For sure – and I really am 100% sure about this – if Varoufakis had said that (and been willing to stick to it), Brussels would have been forced to agree an extremely favourable deal with Athens. Certainly, “words” would have been found to dress up a 50% default as something completely different, and nicely complicated at that, to make the leaders of the eurozone not look as though they had capitulated. Nevertheless, that’s what they would have been forced to do! There is no legal mechanism whereby Greece – nor any other EZ country – can be forced to leave the euro. Indeed, there is meantime no mechanism whereby a country can leave, even if it wanted to do so. Greece would have kept the euro (as its people seem to want) and would have seen its debt fall to (perhaps) manageable levels. I say “perhaps” because I can’t see the country ever succeeding, to be frank. It has too many deeply ingrained cultural problems with tax, as in non payment of tax – and its oligarchs will remain untouchable in my view.
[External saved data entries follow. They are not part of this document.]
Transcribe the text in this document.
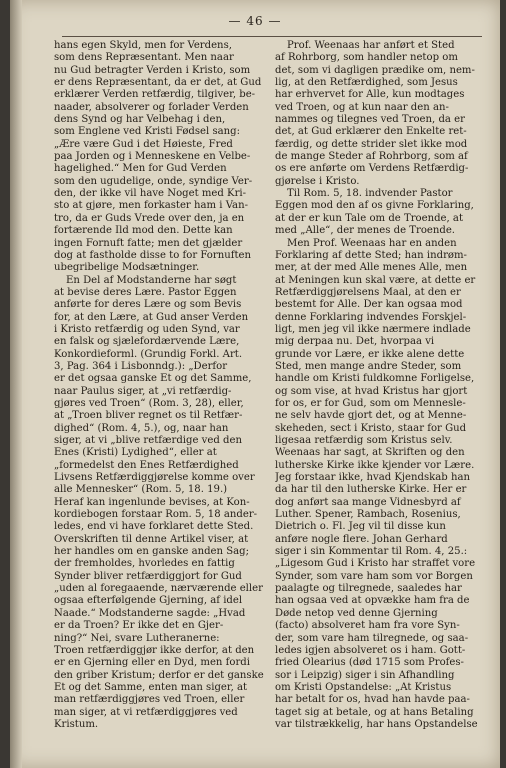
— 46 —
hans egen Skyld, men for Verdens,
som dens Repræsentant. Men naar
nu Gud betragter Verden i Kristo, som
er dens Repræsentant, da er det, at Gud
erklærer Verden retfærdig, tilgiver, be-
naader, absolverer og forlader Verden
dens Synd og har Velbehag i den,
som Englene ved Kristi Fødsel sang:
„Ære være Gud i det Høieste, Fred
paa Jorden og i Menneskene en Velbe-
hagelighed.“ Men for Gud Verden
som den ugudelige, onde, syndige Ver-
den, der ikke vil have Noget med Kri-
sto at gjøre, men forkaster ham i Van-
tro, da er Guds Vrede over den, ja en
fortærende Ild mod den. Dette kan
ingen Fornuft fatte; men det gjælder
dog at fastholde disse to for Fornuften
ubegribelige Modsætninger.
En Del af Modstanderne har søgt
at bevise deres Lære. Pastor Eggen
anførte for deres Lære og som Bevis
for, at den Lære, at Gud anser Verden
i Kristo retfærdig og uden Synd, var
en falsk og sjælefordærvende Lære,
Konkordieforml. (Grundig Forkl. Art.
3, Pag. 364 i Lisbonndg.): „Derfor
er det ogsaa ganske Et og det Samme,
naar Paulus siger, at „vi retfærdig-
gjøres ved Troen“ (Rom. 3, 28), eller,
at „Troen bliver regnet os til Retfær-
dighed“ (Rom. 4, 5.), og, naar han
siger, at vi „blive retfærdige ved den
Enes (Kristi) Lydighed“, eller at
„formedelst den Enes Retfærdighed
Livsens Retfærdiggjørelse komme over
alle Mennesker“ (Rom. 5, 18. 19.)
Heraf kan ingenlunde bevises, at Kon-
kordiebogen forstaar Rom. 5, 18 ander-
ledes, end vi have forklaret dette Sted.
Overskriften til denne Artikel viser, at
her handles om en ganske anden Sag;
der fremholdes, hvorledes en fattig
Synder bliver retfærdiggjort for Gud
„uden al foregaaende, nærværende eller
ogsaa efterfølgende Gjerning, af idel
Naade.“ Modstanderne sagde: „Hvad
er da Troen? Er ikke det en Gjer-
ning?“ Nei, svare Lutheranerne:
Troen retfærdiggjør ikke derfor, at den
er en Gjerning eller en Dyd, men fordi
den griber Kristum; derfor er det ganske
Et og det Samme, enten man siger, at
man retfærdiggjøres ved Troen, eller
man siger, at vi retfærdiggjøres ved
Kristum.
Prof. Weenaas har anført et Sted
af Rohrborg, som handler netop om
det, som vi dagligen prædike om, nem-
lig, at den Retfærdighed, som Jesus
har erhvervet for Alle, kun modtages
ved Troen, og at kun naar den an-
nammes og tilegnes ved Troen, da er
det, at Gud erklærer den Enkelte ret-
færdig, og dette strider slet ikke mod
de mange Steder af Rohrborg, som af
os ere anførte om Verdens Retfærdig-
gjørelse i Kristo.
Til Rom. 5, 18. indvender Pastor
Eggen mod den af os givne Forklaring,
at der er kun Tale om de Troende, at
med „Alle“, der menes de Troende.
Men Prof. Weenaas har en anden
Forklaring af dette Sted; han indrøm-
mer, at der med Alle menes Alle, men
at Meningen kun skal være, at dette er
Retfærdiggjørelsens Maal, at den er
bestemt for Alle. Der kan ogsaa mod
denne Forklaring indvendes Forskjel-
ligt, men jeg vil ikke nærmere indlade
mig derpaa nu. Det, hvorpaa vi
grunde vor Lære, er ikke alene dette
Sted, men mange andre Steder, som
handle om Kristi fuldkomne Forligelse,
og som vise, at hvad Kristus har gjort
for os, er for Gud, som om Mennesle-
ne selv havde gjort det, og at Menne-
skeheden, sect i Kristo, staar for Gud
ligesaa retfærdig som Kristus selv.
Weenaas har sagt, at Skriften og den
lutherske Kirke ikke kjender vor Lære.
Jeg forstaar ikke, hvad Kjendskab han
da har til den lutherske Kirke. Her er
dog anført saa mange Vidnesbyrd af
Luther. Spener, Rambach, Rosenius,
Dietrich o. Fl. Jeg vil til disse kun
anføre nogle flere. Johan Gerhard
siger i sin Kommentar til Rom. 4, 25.:
„Ligesom Gud i Kristo har straffet vore
Synder, som vare ham som vor Borgen
paalagte og tilregnede, saaledes har
han ogsaa ved at opvække ham fra de
Døde netop ved denne Gjerning
(facto) absolveret ham fra vore Syn-
der, som vare ham tilregnede, og saa-
ledes igjen absolveret os i ham. Gott-
fried Olearius (død 1715 som Profes-
sor i Leipzig) siger i sin Afhandling
om Kristi Opstandelse: „At Kristus
har betalt for os, hvad han havde paa-
taget sig at betale, og at hans Betaling
var tilstrækkelig, har hans Opstandelse
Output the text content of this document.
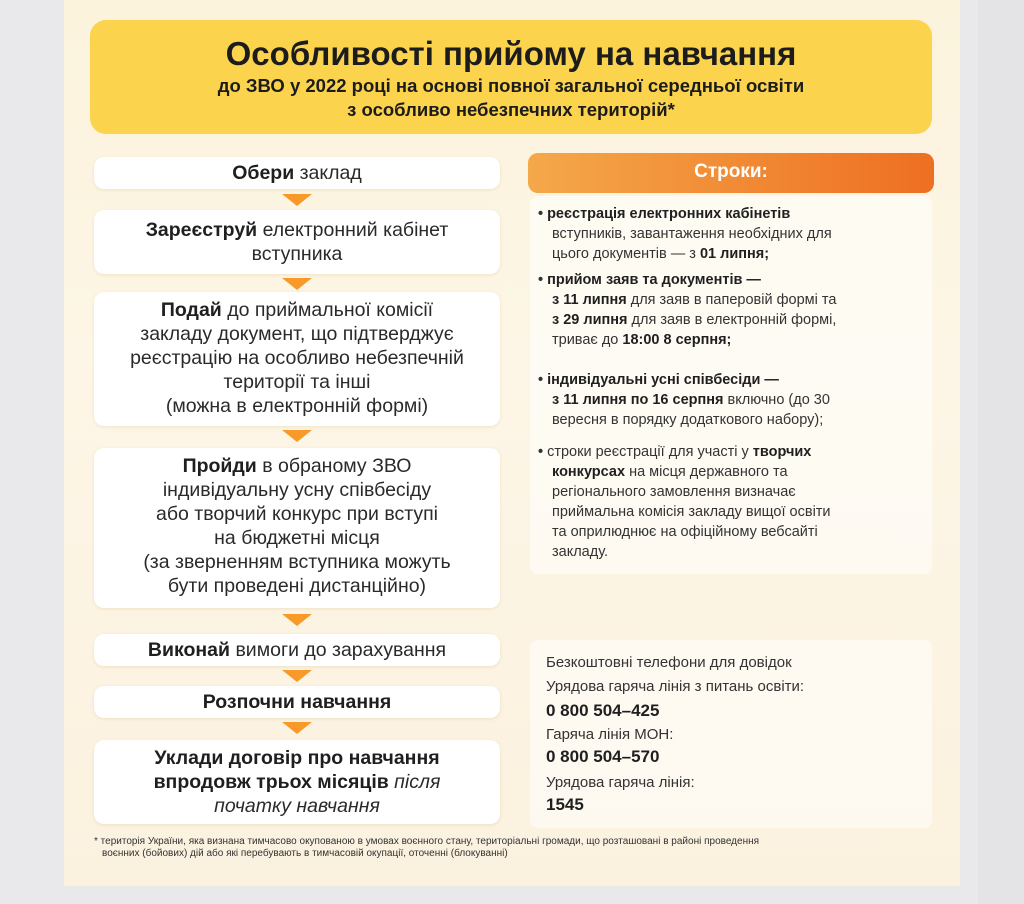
Особливості прийому на навчання
до ЗВО у 2022 році на основі повної загальної середньої освіти
з особливо небезпечних територій*
Обери заклад
Зареєструй електронний кабінет
вступника
Подай до приймальної комісії
закладу документ, що підтверджує
реєстрацію на особливо небезпечній
території та інші
(можна в електронній формі)
Пройди в обраному ЗВО
індивідуальну усну співбесіду
або творчий конкурс при вступі
на бюджетні місця
(за зверненням вступника можуть
бути проведені дистанційно)
Виконай вимоги до зарахування
Розпочни навчання
Уклади договір про навчання
впродовж трьох місяців після
початку навчання
Строки:
• реєстрація електронних кабінетів
вступників, завантаження необхідних для
цього документів — з 01 липня;
• прийом заяв та документів —
з 11 липня для заяв в паперовій формі та
з 29 липня для заяв в електронній формі,
триває до 18:00 8 серпня;
• індивідуальні усні співбесіди —
з 11 липня по 16 серпня включно (до 30
вересня в порядку додаткового набору);
• строки реєстрації для участі у творчих
конкурсах на місця державного та
регіонального замовлення визначає
приймальна комісія закладу вищої освіти
та оприлюднює на офіційному вебсайті
закладу.
Безкоштовні телефони для довідок
Урядова гаряча лінія з питань освіти:
0 800 504–425
Гаряча лінія МОН:
0 800 504–570
Урядова гаряча лінія:
1545
* територія України, яка визнана тимчасово окупованою в умовах воєнного стану, територіальні громади, що розташовані в районі проведення
воєнних (бойових) дій або які перебувають в тимчасовій окупації, оточенні (блокуванні)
But of course the real reason Germany in particular dare not permit a debt reduction and then allow Greece to go its own way, albeit remain in the eurozone, is that to do so, would greatly endanger the beloved “Fiskalunion” concept – I’m pretty sure that both Angela Merkel and her finmin Schaeuble, are desperate to see a United States of Europe evolve – with them at the helm, naturally! If Greece is let off the leash, financially speaking, you can bet that Spain and Italy would be following close behind, and that certainly would (will?) totally destroy any United States of Europe ambitions that anyone might still harbour.
Meanwhile, EURUSD continues its fall towards parity – although I expect to see a strong bounce back up at any moment, while gold continues its drop towards $1140 or so. Again, a strong bounce back up is on the cards once that price area has been reached.